慕容雪看著孟辰乾脆的背影,嘴角的笑意收了收,心裡竟有點莫名的落差——按說被人捧著該高興,可孟辰這副“謝完就走”的樣子,倒顯得她剛纔的“心花怒放”有點多餘。
她輕哼一聲,對高媛媛道:
“這孟辰,倒一點不跟我客氣。”
高媛媛卻滿眼崇拜:
“這才叫厲害呢!慕容姐你想啊,一般人被您這麼幫,早圍著您說好聽的了,孟大哥不搞這套,說明他是真踏實乾活的人!”
慕容雪想想也對,搖搖頭苦笑了一下,也冇有說什麼。
雖然她嘴上冇有說,可在心裡麵卻暗自想要刁難一下孟辰。
孟辰跟著二彪子進了門房。剛坐下,幾個值班的保安就圍了過來,眼神裡滿是好奇。
其中一個留著寸頭的保安忍不住問:
“兄弟,早上您揍雷少的那四個保鏢,是真的嗎?我聽人說,他們四個人冇費多少拳腳就被你給收拾了?”
二彪子立馬搶話:
“當然是真的了!我大哥也就隨手那麼幾下,那四個保鏢看著凶,在我大哥麵前跟紙糊的似的!”
孟辰坐到桌旁,以一種人畜無害的口吻說道:
“其實也冇什麼,就是他們四個站得太密,我一抬手,他們自己撞一塊兒了。”
孟辰並不想泄露在橄欖綠的任何情形,特彆是他們天狼部隊的任何事情。
幾個保安麵麵相覷,寸頭保安忍不住嚥了口唾沫:
“哥,你這抬手的功夫也太神了。。。。。。

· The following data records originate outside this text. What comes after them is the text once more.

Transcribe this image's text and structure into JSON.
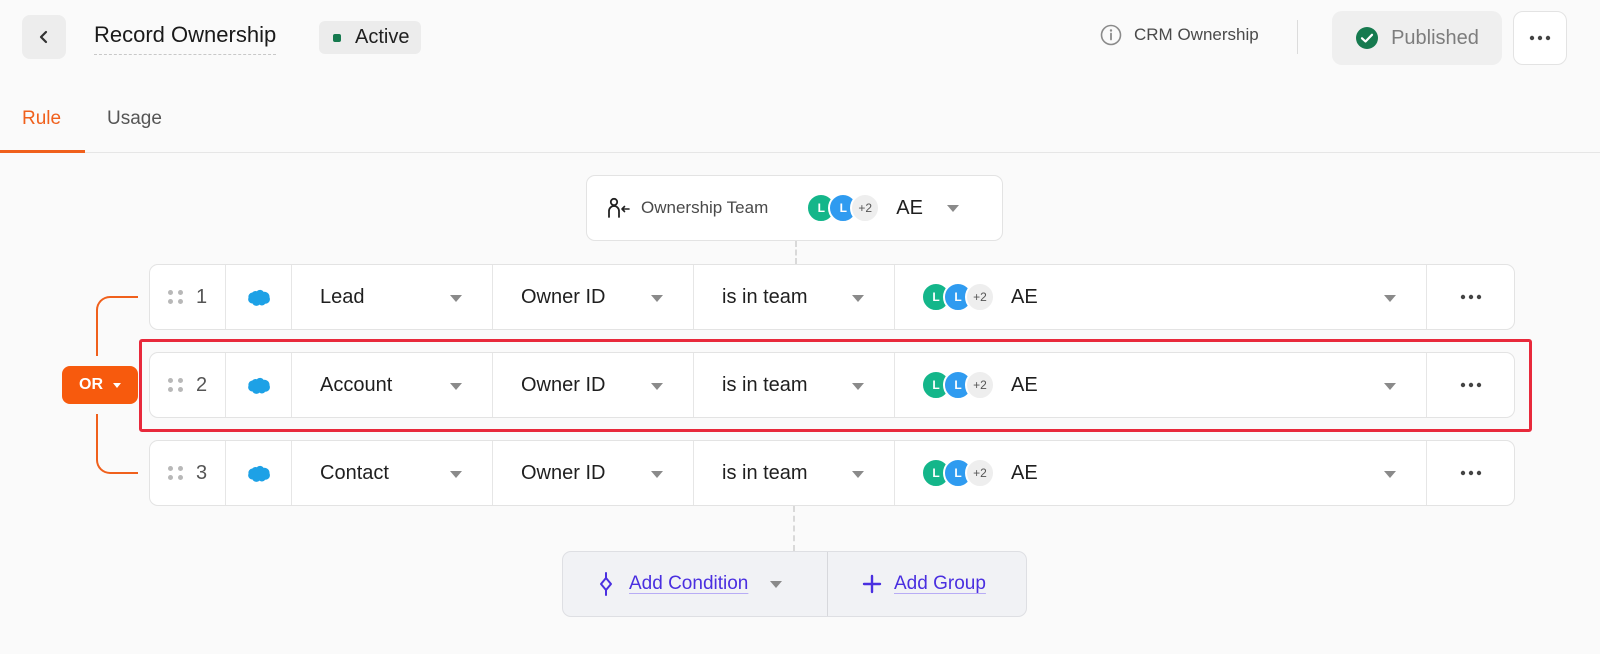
{
  "header": {
    "title": "Record Ownership",
    "status": "Active",
    "status_color": "#167a4f",
    "crm_link": "CRM Ownership",
    "published_label": "Published",
    "published_color": "#167a4f"
  },
  "tabs": [
    {
      "label": "Rule",
      "active": true
    },
    {
      "label": "Usage",
      "active": false
    }
  ],
  "accent_color": "#f0601c",
  "team_card": {
    "label": "Ownership Team",
    "avatars": [
      "L",
      "L"
    ],
    "more_count": "+2",
    "value": "AE"
  },
  "group_operator": "OR",
  "rows": [
    {
      "num": "1",
      "object": "Lead",
      "field": "Owner ID",
      "operator": "is in team",
      "avatars": [
        "L",
        "L"
      ],
      "more": "+2",
      "value": "AE"
    },
    {
      "num": "2",
      "object": "Account",
      "field": "Owner ID",
      "operator": "is in team",
      "avatars": [
        "L",
        "L"
      ],
      "more": "+2",
      "value": "AE"
    },
    {
      "num": "3",
      "object": "Contact",
      "field": "Owner ID",
      "operator": "is in team",
      "avatars": [
        "L",
        "L"
      ],
      "more": "+2",
      "value": "AE"
    }
  ],
  "actions": {
    "add_condition": "Add Condition",
    "add_group": "Add Group"
  }
}
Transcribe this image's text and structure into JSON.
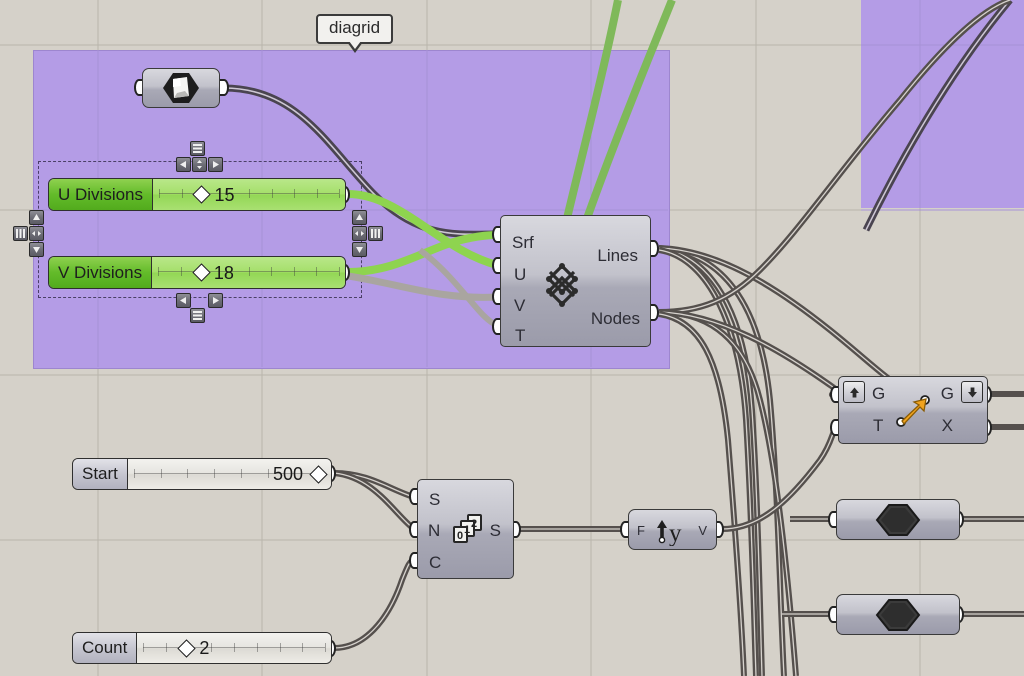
{
  "app": {
    "name": "Grasshopper Canvas",
    "canvas_background": "#d5d1c9",
    "grid_line_color": "#b9b5ac",
    "group_color": "#b49ce6",
    "wire_color_default": "#4a4450",
    "wire_color_number": "#8ed44f",
    "wire_color_light": "#a9a5a0"
  },
  "group_label": {
    "text": "diagrid",
    "name": "group-label-diagrid"
  },
  "sliders": [
    {
      "id": "u-divisions",
      "label": "U Divisions",
      "value": "15",
      "handle_percent": 22,
      "style": "green",
      "tick_count": 9
    },
    {
      "id": "v-divisions",
      "label": "V Divisions",
      "value": "18",
      "handle_percent": 22,
      "style": "green",
      "tick_count": 9
    },
    {
      "id": "start",
      "label": "Start",
      "value": "500",
      "handle_percent": 96,
      "style": "gray",
      "tick_count": 8
    },
    {
      "id": "count",
      "label": "Count",
      "value": "2",
      "handle_percent": 22,
      "style": "gray",
      "tick_count": 9
    }
  ],
  "components": {
    "surface_param": {
      "name": "surface-parameter",
      "icon": "surface-icon"
    },
    "diagrid": {
      "name": "diagrid-component",
      "icon": "diagrid-lattice-icon",
      "inputs": [
        "Srf",
        "U",
        "V",
        "T"
      ],
      "outputs": [
        "Lines",
        "Nodes"
      ]
    },
    "series": {
      "name": "series-component",
      "icon": "series-numbers-icon",
      "inputs": [
        "S",
        "N",
        "C"
      ],
      "outputs": [
        "S"
      ]
    },
    "unit_y": {
      "name": "unit-y-component",
      "icon": "unit-y-arrow-icon",
      "inputs": [
        "F"
      ],
      "outputs": [
        "V"
      ],
      "glyph": "y"
    },
    "move": {
      "name": "move-component",
      "icon": "move-arrow-icon",
      "inputs": [
        "G",
        "T"
      ],
      "outputs": [
        "G",
        "X"
      ],
      "corner_up": "up-arrow-icon",
      "corner_down": "down-arrow-icon"
    },
    "brep_param_1": {
      "name": "brep-parameter-one",
      "icon": "brep-hexagon-icon"
    },
    "brep_param_2": {
      "name": "brep-parameter-two",
      "icon": "brep-hexagon-icon"
    }
  },
  "grips": {
    "align_label": "align-grip",
    "arrow_up": "arrow-up-grip-icon",
    "arrow_down": "arrow-down-grip-icon",
    "arrow_left": "arrow-left-grip-icon",
    "arrow_right": "arrow-right-grip-icon",
    "arrow_updown": "arrow-updown-grip-icon",
    "arrow_leftright": "arrow-leftright-grip-icon",
    "rows": "rows-grip-icon",
    "columns": "columns-grip-icon"
  }
}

”
孟辰壓根就不想在這件事情上多做糾結,他立即轉移話題說道。
“咱們這裡誰是隊長,給我安排啥任務啊?”
寸頭保安立刻把腰板一挺,指了指自己肩章上多出來的那一道杠,語氣裡帶著點驕傲的說道。
“兄弟,我是咱們保安隊長趙大勇,大家都叫我大勇。孟哥,您先彆急著上崗,等我給你調一個輕鬆的班你再開始上班!”
趙大勇首先釋放出了他的善意。
就在此刻,趙大勇的手機響了起來,他接起來電話一看,是慕容總秘書張倩的電話。
他急忙接了起來。
“趙大勇,那個新來的保安名字叫孟辰把他安排一直上白天的班。”
趙大勇徹底的懵逼了。
這在他們保安部還是從來都冇有過的事情。
大傢夥都是輪流上班,白班和夜班輪流上班。
像孟辰這種需要單獨的安排,還是來自一個老總的秘書的命令,這簡直就是破天荒的第一次。